London - Prostate cancer victims could be spared the cruel side-effect of impotency thanks to a pioneering surgical technique.
Men with aggressive forms of the disease usually have the gland removed – but the operation can damage nerves that are vital to sexual function.
The new technique, which limits this damage, has been developed by British scientists who hope it will be available within five years. They say the results of a three-year trial involving 400 patients have been very promising.
Some patients, especially younger men, turn down surgery because of the potential side-effects and then go on to develop incurable cancer.
Greg Shaw, who is leading the trial at University College London, said: "Almost all men who have had prostate surgery suffer nerve damage. This damages their sex life and means they are not able to have full erections. This new technique should allow men who have surgery to remove their prostate to remain sexually active."

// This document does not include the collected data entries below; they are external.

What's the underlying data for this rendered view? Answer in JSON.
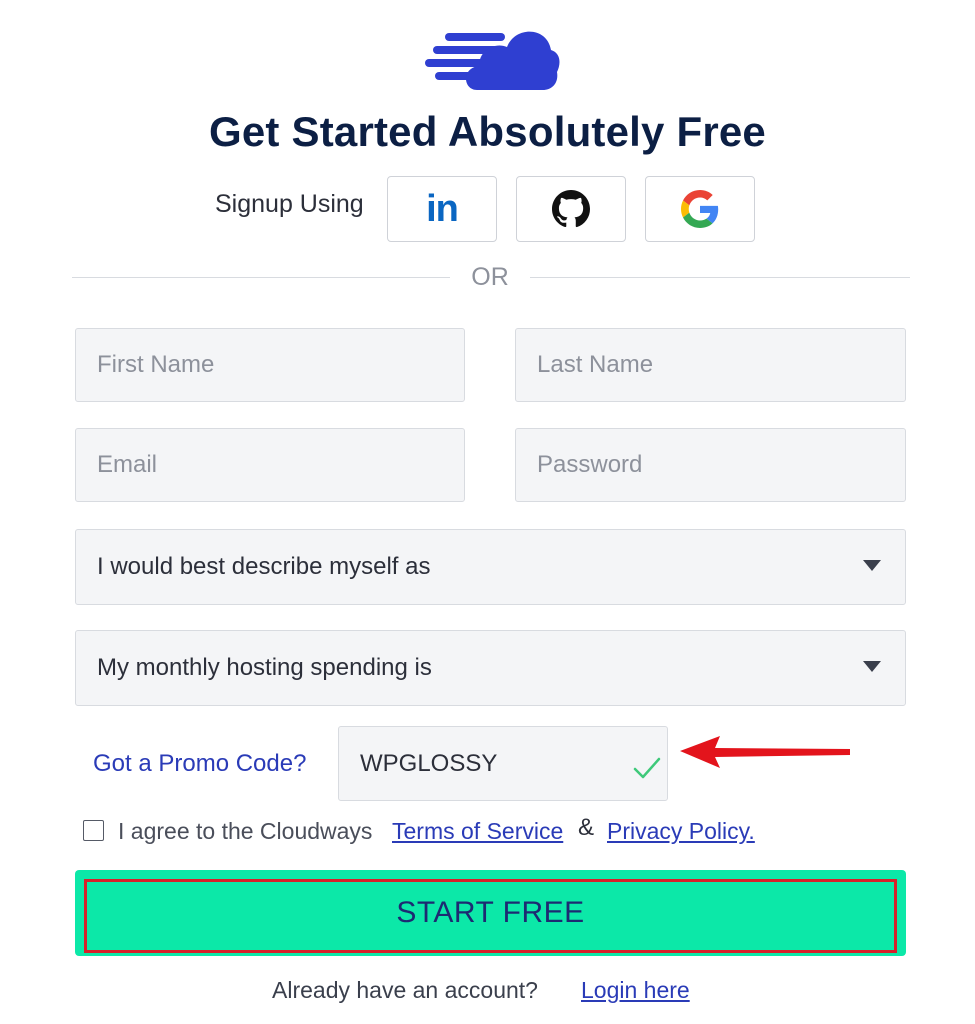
{
  "header": {
    "logo_icon": "cloud-speed-icon",
    "title": "Get Started Absolutely Free"
  },
  "signup": {
    "label": "Signup Using",
    "providers": [
      {
        "name": "LinkedIn",
        "icon": "linkedin-icon",
        "glyph": "in"
      },
      {
        "name": "GitHub",
        "icon": "github-icon"
      },
      {
        "name": "Google",
        "icon": "google-icon"
      }
    ]
  },
  "divider": {
    "label": "OR"
  },
  "form": {
    "first_name_placeholder": "First Name",
    "last_name_placeholder": "Last Name",
    "email_placeholder": "Email",
    "password_placeholder": "Password",
    "describe_select": "I would best describe myself as",
    "spending_select": "My monthly hosting spending is",
    "promo_label": "Got a Promo Code?",
    "promo_value": "WPGLOSSY",
    "agree_text": "I agree to the Cloudways",
    "terms_link": "Terms of Service",
    "amp": "&",
    "privacy_link": "Privacy Policy.",
    "submit_label": "START FREE"
  },
  "footer": {
    "text": "Already have an account?",
    "login_link": "Login here"
  },
  "colors": {
    "brand_blue": "#2f3fd1",
    "title_navy": "#0c1f44",
    "cta_green": "#0ce8a8",
    "annotation_red": "#e3141c",
    "link_blue": "#2a3bb7"
  }
}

While the patient is under anaesthetic on the operating table, the removed prostate is analysed under a microscope by a pathologist. If no cancer is detected in the area adjoining the nerves, the ‘all clear’ is given and the operation finishes.
If cancer is found, the surgeon removes the nerves to ensure that all cancerous cells are removed. In contrast, under existing procedures, doctors have no way of knowing for certain whether nerve cells have cancer and are more likely to remove them to be on the safe side.
Shaw said: "The tendency is to not spare the nerves if there is thought to be a risk of leaving cancer behind. We know that nerve-sparing works. The more nerve tissue is left behind, the greater a man’s chances of being potent after surgery.
"If we can’t leave the nerves at all, they’re extremely unlikely to be potent, even with Viagra."
Shaw launched the trial after seeing two young men end up with untreatable cancer after deciding against surgery.
The consultant urological surgeon said: "They chose not to have surgery because they were so scared of the side-effects. But the cancer spread, meaning it was no longer curable. They are going to die of that cancer."
The procedure is being offered in London, Bristol, Sheffield and Glasgow. The trial will test if it is clinically effective and suitable for the NHS. It is the first time the technique has been tried anywhere in the world.
Dr David Montgomery, who is director of research at Prostate Cancer UK, said: "For too many men with potentially curable prostate cancer, their treatment either fails to eradicate their cancer or causes side effects such as erectile dysfunction.
"Research like this is a potential win-win, as it aims to increase the number of men being cured while at the same time reducing the number needing further treatment or suffering from reduced sexual function.
"We at Prostate Cancer UK believe research into treatments which cure more and harm less is crucially important.
"That’s why we will continue to fund research of this type now and in the future."